Under a small amount of load, searches would return quickly, but the service was quickly overwhelmed with most queries taking 3+ seconds to return, even searching in cores that had very small index sizes (Hundreds of documents).

Thread dumps and hprof stack profiling of the application were confusing. Solr seemed to be spending huge amounts of time not in search code or scoring, where I had expected, but instead in the query parsing code. Many of the threads looked something like this:


"Thread-234" daemon prio=10 tid=0x00007ff4b7436800 nid=0x4aae waiting on condition [0x000000005a811000]
java.lang.Thread.State: RUNNABLE
at org.apache.lucene.queryParser.QueryParser.jj_2_1(QueryParser.java:1613)
at org.apache.lucene.queryParser.QueryParser.Clause(QueryParser.java:1308)
at org.apache.lucene.queryParser.QueryParser.Query(QueryParser.java:1265)
at org.apache.lucene.queryParser.QueryParser.TopLevelQuery(QueryParser.java:1254)
at org.apache.lucene.queryParser.QueryParser.parse(QueryParser.java:200)
at org.apache.solr.search.LuceneQParser.parse(LuceneQParserPlugin.java:78)
at org.apache.solr.search.QParser.getQuery(QParser.java:131)
at org.apache.solr.handler.component.QueryComponent.prepare(QueryComponent.java:103)
(etc)


or this:


"Thread-123" daemon prio=10 tid=0x00007ff4b6d00800 nid=0x4ab6 waiting on condition [0x000000005b011000]
java.lang.Thread.State: RUNNABLE
at org.apache.lucene.queryParser.FastCharStream.readChar(FastCharStream.java:47)
at org.apache.lucene.queryParser.QueryParserTokenManager.jjMoveNfa_3(QueryParserTokenManager.java:529)
at org.apache.lucene.queryParser.QueryParserTokenManager.jjMoveStringLiteralDfa0_3(QueryParserTokenManager.java:87)
at org.apache.lucene.queryParser.QueryParserTokenManager.getNextToken(QueryParserTokenManager.java:1190)
at org.apache.lucene.queryParser.QueryParser.jj_ntk(QueryParser.java:1776)
at org.apache.lucene.queryParser.QueryParser.Clause(QueryParser.java:1328)
at org.apache.lucene.queryParser.QueryParser.Query(QueryParser.java:1265)
at org.apache.lucene.queryParser.QueryParser.TopLevelQuery(QueryParser.java:1254)
at org.apache.lucene.queryParser.QueryParser.parse(QueryParser.java:200)
at org.apache.solr.search.LuceneQParser.parse(LuceneQParserPlugin.java:78)
(etc)


Some of the queries are somewhat complicated, with nested parens and such, but it did not seem as if they were complicated enough to justify 2-3 second parse times. Additionally even uncomplicated queries (no parens, no nesting, just simple q=xyz) were taking tens or hundreds of milliseconds under load. The code for QueryParser.java is complicated, it is generated code using JavaCC, and uses many nested method calls. It seemed like perhaps there was some single mutex that all of these method calls were fighting over - especially because these stack traces show the thread as runnable, yet the state is "waiting on condition".

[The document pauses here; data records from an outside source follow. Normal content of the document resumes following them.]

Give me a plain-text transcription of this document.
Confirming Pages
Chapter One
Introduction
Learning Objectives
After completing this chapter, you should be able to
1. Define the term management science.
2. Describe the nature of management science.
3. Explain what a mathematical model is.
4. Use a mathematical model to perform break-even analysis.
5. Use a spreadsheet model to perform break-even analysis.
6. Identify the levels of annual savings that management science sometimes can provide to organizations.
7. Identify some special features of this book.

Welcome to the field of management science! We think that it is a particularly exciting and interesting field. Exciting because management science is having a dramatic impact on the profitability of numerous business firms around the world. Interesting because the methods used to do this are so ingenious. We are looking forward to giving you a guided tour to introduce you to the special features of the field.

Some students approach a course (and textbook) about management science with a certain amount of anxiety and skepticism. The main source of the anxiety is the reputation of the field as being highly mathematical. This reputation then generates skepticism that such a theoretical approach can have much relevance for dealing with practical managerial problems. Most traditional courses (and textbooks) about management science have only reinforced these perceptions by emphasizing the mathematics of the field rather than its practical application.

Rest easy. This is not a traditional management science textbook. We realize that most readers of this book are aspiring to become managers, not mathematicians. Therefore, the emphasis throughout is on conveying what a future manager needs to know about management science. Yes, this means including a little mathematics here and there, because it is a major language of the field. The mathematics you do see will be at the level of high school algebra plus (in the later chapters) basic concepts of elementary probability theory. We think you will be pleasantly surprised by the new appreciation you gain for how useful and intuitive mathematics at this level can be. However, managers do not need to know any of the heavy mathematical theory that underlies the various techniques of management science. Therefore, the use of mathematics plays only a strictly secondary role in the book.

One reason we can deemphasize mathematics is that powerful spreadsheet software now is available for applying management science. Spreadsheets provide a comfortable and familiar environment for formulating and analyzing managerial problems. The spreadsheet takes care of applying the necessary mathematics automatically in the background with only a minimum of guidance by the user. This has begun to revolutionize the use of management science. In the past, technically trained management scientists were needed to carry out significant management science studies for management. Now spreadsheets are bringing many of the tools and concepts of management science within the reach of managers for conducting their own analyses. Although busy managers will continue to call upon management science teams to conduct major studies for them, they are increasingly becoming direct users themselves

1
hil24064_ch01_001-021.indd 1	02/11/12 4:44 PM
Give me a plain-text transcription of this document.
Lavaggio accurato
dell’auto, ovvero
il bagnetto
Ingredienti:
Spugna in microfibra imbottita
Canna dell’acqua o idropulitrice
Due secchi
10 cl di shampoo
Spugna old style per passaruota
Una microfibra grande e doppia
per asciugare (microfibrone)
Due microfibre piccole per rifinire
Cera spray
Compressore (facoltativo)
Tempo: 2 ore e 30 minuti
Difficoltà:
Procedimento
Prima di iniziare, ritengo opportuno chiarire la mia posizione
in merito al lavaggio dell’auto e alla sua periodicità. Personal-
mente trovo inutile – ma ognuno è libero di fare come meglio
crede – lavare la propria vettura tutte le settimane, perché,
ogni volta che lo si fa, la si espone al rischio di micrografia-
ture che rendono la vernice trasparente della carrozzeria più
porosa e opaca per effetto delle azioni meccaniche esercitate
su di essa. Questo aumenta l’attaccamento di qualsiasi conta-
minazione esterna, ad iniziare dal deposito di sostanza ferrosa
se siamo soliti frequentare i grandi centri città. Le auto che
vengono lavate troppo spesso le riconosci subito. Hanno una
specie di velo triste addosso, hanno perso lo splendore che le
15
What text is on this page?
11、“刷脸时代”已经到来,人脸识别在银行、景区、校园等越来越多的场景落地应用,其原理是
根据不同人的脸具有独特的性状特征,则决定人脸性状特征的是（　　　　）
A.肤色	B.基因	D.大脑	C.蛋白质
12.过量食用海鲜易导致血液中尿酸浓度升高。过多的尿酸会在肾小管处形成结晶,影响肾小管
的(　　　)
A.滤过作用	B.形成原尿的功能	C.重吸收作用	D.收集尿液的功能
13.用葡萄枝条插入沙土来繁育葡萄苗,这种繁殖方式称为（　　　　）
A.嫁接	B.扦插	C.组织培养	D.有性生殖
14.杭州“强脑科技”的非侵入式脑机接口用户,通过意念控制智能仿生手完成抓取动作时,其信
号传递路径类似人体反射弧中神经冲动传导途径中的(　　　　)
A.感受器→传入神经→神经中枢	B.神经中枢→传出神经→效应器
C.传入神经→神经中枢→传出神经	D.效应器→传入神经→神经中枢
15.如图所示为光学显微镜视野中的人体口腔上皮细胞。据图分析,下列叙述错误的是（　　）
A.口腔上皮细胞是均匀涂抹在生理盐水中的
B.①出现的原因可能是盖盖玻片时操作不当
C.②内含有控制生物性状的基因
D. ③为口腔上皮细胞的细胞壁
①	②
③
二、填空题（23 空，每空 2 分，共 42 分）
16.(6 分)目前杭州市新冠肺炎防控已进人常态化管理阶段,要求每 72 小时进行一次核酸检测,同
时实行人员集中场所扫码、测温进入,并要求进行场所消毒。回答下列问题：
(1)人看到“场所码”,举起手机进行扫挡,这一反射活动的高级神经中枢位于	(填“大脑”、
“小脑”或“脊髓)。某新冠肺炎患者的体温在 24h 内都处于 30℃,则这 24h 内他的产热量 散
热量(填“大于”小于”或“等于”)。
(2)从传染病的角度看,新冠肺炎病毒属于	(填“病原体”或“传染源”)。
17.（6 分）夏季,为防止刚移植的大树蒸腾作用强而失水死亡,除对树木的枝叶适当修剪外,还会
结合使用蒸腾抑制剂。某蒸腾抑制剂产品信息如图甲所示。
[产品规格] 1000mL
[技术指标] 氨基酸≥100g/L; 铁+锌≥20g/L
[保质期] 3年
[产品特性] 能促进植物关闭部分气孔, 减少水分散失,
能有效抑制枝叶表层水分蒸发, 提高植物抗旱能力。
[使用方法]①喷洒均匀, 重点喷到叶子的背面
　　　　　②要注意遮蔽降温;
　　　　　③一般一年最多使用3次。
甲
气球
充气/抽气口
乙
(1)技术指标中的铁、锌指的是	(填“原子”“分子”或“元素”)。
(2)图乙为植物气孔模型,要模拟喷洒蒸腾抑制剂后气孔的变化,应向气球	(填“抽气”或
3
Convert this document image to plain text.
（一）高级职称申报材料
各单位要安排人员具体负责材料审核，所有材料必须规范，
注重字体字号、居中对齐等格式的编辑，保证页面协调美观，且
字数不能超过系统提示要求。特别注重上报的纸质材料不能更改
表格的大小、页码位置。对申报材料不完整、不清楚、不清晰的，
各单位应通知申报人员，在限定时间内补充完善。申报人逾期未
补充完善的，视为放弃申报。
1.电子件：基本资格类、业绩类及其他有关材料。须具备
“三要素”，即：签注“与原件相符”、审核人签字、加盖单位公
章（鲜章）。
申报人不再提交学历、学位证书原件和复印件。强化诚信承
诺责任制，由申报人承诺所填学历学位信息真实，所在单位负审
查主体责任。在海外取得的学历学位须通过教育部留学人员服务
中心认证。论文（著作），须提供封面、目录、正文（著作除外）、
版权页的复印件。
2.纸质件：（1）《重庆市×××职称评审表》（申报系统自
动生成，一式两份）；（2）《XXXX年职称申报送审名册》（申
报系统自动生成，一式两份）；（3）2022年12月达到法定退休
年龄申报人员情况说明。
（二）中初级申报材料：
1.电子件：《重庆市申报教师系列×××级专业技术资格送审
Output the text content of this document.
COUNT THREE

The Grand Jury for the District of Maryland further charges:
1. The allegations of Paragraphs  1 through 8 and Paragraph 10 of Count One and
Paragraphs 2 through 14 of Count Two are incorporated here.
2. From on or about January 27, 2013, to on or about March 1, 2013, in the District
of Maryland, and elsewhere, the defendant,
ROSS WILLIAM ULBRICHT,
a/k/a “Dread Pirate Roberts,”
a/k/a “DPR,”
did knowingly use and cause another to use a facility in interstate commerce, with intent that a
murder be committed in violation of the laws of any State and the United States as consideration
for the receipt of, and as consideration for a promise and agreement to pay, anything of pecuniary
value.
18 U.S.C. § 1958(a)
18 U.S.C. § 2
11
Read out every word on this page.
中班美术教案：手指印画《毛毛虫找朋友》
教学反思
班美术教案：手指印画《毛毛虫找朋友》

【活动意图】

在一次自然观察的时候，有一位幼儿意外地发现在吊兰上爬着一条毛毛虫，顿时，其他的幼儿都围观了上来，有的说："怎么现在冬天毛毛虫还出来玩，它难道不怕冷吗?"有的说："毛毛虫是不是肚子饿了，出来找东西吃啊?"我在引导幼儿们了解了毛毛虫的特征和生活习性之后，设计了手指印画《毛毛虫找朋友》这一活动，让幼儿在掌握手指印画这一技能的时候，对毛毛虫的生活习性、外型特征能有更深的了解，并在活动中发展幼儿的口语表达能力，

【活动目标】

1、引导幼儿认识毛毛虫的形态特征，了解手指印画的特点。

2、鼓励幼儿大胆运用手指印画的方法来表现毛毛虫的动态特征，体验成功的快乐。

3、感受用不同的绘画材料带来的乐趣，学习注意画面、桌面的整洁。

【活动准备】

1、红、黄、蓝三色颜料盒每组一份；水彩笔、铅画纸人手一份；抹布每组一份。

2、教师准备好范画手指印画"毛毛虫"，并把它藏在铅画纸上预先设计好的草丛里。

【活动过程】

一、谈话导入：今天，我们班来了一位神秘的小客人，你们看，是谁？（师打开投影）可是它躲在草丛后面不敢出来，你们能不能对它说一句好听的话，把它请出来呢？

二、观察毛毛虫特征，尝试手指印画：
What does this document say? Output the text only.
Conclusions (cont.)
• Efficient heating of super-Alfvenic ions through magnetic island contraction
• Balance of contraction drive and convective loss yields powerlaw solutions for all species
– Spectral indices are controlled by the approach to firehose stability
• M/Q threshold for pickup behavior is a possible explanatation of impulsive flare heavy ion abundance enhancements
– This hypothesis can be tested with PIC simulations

While under load, I did a backtrace using gdb (thread apply all bt 12) and saw several suspicious looking threads that looked like this:

Thread 37 (Thread 1237547376 (LWP 32044)):
#0 0x00007f1421c594e4 in pthread_cond_wait@@GLIBC_2.3.2 () from /lib/libpthread.so.0
#1 0x00007f1421c59914 in pthread_cond_wait@GLIBC_2.2.5 () from /lib/libpthread.so.0
#2 0x00007f1421388727 in os::PlatformEvent::park () from /opt/jdk1.6.0_14/jre/lib/amd64/server/libjvm.so
#3 0x00007f14213617c2 in Monitor::IWait () from /opt/jdk1.6.0_14/jre/lib/amd64/server/libjvm.so
#4 0x00007f1421361e2a in Monitor::wait () from /opt/jdk1.6.0_14/jre/lib/amd64/server/libjvm.so
#5 0x00007f14214bcb39 in VMThread::execute () from /opt/jdk1.6.0_14/jre/lib/amd64/server/libjvm.so
#6 0x00007f14213f0e4b in OptoRuntime::handle_exception_C_helper () from /opt/jdk1.6.0_14/jre/lib/amd64/server/libjvm.so
#7 0x00007f14213f0ef9 in OptoRuntime::handle_exception_C () from /opt/jdk1.6.0_14/jre/lib/amd64/server/libjvm.so
#8 0x00007f141d411ec6 in ?? ()


Google comes through again - looking for "OptoRuntime::handle_exception_C_helper" comes up with a post from AMD titled Java Performance When Debugging Is Enabled.

It turns out that by default in this environment, apps are launched with jdwp debugger attachment enabled.
(JVM flag: -Xrunjdwp:transport=dt_socket,server=y,suspend=n,address=9000)

Negative performance impact is expected when a debugger is attached, but this flag adds an overhead to certain JVM calls, specifically around exception handling. The Lucene Query Parser seems to use exceptions for signaling within a tight loop ( LookaheadSuccess ), so this may be why query parsing is affected so much.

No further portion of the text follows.